A decade ago, getting a gun usually meant buying one, the lieutenant said. For convicted felons, this presented a challenge. While criminals used to be able to steal or illegally purchase firearms, they now have the means to produce them directly.

“They can literally go on YouTube and find out how to make a ghost gun,” Shebloski said.

Community leaders working to reduce gun violence agreed that more guns on the streets put everyone at risk, including police officers.

“I think guns can fall into the wrong hands,” said Cornelius Bowser, founder of Shaphat Outreach. “There are too many guns on the streets and too many people have access to them. This makes things dangerous for everyone.

Repeat offenders

Asked what he thought was causing an increase in armed threats, Nisleit brought up the case of Justin Teague.

Police shot the 39-year-old man after he opened fire on officers responding to a report of car burglaries in a University City parking lot on Aug. 11, department officials said.

This was not the first police shooting of Teague. In 2003, when he was just 19, he was shot and killed by police who said he drove a stolen Honda at them while trying to flee. A year later, he was convicted of driving or operating a vehicle without consent. And in 2017, he was convicted on charges including identity theft and purchasing or receiving a stolen vehicle.

When police confronted Teague last month, he was free on $50,000 bail for a July incident involving a carjacking and evading police.

Nisleit argued that many of the people who shoot police officers are “hardened criminals who are constantly moving in and out of the system.”

“They’re really not really afraid to shoot us.”

Nisleit blamed the lax criminal justice system for taking a softer stance toward repeat offenders like Teague, who too often find themselves in altercations with police officers. He added that such encounters can be particularly demoralizing for officers.

“Morale is hurt by the fact that police officers do not feel that these criminals are being held accountable, that prisons have become a revolving door, that the justice system is not giving these people the appropriate sentence,” he said. he declared.

After the killing of George Floyd by a Minneapolis police officer in May 2020, protesters challenged law enforcement across the country to rethink public safety. Critics have argued that the current system is inherently racist, leading to racial profiling, excessive police surveillance and excessive use of force, particularly in communities of color.

Some have demanded that departments be defunded, while others have called for the removal of certain police protections like qualified immunity, a legal defense that protects officers and deputies accused of violating constitutional rights.

Dr. Maria Haberfeld, professor and chair of the department of law, police science and criminal justice administration at John Jay College of Criminal Justice, said tensions between communities and police departments can be stoked by politicians and the media who amplify and normalize anti-police sentiments. Feelings that could lead to an increase in crimes against police, she said.

“Whenever a high-profile event is seen as government overreach, the police are the target of public frustration and anger,” she said. “When these high-profile events confirm feelings of injustice, like racism for example, anger rises.”

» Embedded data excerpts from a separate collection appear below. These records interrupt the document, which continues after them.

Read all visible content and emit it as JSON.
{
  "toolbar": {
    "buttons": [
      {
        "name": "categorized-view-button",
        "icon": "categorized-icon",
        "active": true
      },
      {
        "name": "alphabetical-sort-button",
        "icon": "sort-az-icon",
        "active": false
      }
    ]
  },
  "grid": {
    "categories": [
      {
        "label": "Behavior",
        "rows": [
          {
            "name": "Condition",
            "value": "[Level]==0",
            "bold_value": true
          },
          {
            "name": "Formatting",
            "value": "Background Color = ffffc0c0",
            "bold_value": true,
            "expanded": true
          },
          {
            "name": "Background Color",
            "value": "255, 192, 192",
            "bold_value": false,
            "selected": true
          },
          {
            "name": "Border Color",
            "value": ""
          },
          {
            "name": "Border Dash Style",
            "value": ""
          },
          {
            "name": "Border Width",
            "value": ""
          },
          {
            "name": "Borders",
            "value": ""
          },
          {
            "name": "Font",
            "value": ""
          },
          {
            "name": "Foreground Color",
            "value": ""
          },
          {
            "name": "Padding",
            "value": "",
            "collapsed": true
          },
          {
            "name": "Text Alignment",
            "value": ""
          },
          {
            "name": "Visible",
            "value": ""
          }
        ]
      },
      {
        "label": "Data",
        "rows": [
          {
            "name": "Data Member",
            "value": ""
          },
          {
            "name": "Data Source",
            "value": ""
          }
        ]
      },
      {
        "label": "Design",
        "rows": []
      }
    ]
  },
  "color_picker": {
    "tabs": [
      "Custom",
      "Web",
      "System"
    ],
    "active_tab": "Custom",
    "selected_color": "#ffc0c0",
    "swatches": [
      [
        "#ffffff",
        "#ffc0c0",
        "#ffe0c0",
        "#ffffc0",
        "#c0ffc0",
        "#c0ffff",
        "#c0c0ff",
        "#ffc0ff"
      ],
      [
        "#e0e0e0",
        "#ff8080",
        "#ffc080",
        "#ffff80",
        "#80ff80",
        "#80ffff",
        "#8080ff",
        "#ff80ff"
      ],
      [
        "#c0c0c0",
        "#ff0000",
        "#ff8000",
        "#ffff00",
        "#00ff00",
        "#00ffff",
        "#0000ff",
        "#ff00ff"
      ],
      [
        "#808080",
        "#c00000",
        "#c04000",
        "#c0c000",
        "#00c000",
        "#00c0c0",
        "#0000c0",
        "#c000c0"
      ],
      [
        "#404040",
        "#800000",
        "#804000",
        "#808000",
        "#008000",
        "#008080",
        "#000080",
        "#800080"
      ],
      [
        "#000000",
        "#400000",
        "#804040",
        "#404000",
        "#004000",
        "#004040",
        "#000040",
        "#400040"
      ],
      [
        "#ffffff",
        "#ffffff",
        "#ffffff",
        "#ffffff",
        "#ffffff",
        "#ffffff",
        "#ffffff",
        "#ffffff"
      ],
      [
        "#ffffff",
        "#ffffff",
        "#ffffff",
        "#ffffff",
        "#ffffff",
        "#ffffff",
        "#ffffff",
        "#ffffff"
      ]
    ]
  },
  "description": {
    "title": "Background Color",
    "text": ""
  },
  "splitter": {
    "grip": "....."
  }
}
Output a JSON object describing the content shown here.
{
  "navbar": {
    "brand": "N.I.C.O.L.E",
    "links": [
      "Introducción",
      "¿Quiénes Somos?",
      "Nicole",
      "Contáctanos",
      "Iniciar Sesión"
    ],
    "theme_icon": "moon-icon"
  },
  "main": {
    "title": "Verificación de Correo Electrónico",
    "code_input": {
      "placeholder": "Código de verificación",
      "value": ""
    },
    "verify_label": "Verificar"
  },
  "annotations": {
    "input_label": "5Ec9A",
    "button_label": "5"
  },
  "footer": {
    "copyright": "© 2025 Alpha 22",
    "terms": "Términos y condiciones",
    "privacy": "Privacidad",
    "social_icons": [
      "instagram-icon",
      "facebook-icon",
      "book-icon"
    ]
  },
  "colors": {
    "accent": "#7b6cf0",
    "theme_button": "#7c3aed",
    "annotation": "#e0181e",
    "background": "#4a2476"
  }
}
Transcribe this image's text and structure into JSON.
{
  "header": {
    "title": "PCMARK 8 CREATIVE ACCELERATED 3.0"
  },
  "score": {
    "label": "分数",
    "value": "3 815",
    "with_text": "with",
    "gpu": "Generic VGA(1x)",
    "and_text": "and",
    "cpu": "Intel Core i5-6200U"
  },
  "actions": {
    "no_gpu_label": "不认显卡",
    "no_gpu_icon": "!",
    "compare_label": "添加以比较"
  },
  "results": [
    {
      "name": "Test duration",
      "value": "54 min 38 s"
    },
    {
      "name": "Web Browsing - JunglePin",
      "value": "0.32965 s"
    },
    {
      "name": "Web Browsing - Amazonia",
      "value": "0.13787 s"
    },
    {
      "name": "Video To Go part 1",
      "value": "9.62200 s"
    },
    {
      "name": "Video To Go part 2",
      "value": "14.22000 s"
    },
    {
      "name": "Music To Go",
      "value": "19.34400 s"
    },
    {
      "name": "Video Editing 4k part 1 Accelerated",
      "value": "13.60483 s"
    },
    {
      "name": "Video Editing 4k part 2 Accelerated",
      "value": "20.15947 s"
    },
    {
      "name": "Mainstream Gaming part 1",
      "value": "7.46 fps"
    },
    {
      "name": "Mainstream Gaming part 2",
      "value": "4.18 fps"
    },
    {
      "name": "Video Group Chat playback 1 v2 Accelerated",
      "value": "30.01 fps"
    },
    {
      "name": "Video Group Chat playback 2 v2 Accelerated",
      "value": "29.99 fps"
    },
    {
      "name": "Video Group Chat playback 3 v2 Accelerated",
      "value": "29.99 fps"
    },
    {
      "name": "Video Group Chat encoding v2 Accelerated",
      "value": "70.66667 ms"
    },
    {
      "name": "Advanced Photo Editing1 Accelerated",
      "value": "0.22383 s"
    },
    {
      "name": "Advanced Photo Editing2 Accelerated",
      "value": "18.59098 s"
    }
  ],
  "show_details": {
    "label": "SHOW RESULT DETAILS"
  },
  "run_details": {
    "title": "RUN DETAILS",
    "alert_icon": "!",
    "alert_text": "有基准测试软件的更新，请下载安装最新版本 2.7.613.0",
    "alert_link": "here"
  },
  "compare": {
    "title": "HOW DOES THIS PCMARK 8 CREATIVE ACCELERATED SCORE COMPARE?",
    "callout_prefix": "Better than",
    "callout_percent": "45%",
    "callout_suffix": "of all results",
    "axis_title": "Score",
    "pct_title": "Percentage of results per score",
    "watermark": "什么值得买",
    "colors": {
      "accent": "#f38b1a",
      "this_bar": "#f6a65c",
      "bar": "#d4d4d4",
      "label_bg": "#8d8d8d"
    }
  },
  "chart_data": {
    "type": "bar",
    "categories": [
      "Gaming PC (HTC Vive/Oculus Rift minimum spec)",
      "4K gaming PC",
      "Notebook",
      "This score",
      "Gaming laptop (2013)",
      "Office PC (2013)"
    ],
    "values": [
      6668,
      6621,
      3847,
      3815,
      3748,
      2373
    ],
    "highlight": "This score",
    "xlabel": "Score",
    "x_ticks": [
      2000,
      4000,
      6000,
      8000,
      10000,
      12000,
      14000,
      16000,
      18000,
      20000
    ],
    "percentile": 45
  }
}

Nisleit, whose department has been criticized for failing to aggressively address issues such as racial disparities in police stops, said he supports “smart, intentional police reform.” But he argued that some new laws grant the rights of suspects before those of victims.

“Having to go see the loved ones of police officers who are getting shot, seeing the trauma, the fear on their faces — it sucks,” Nisleit said. “They are no different from any other victims of violent crime. I don’t think people pay attention to it.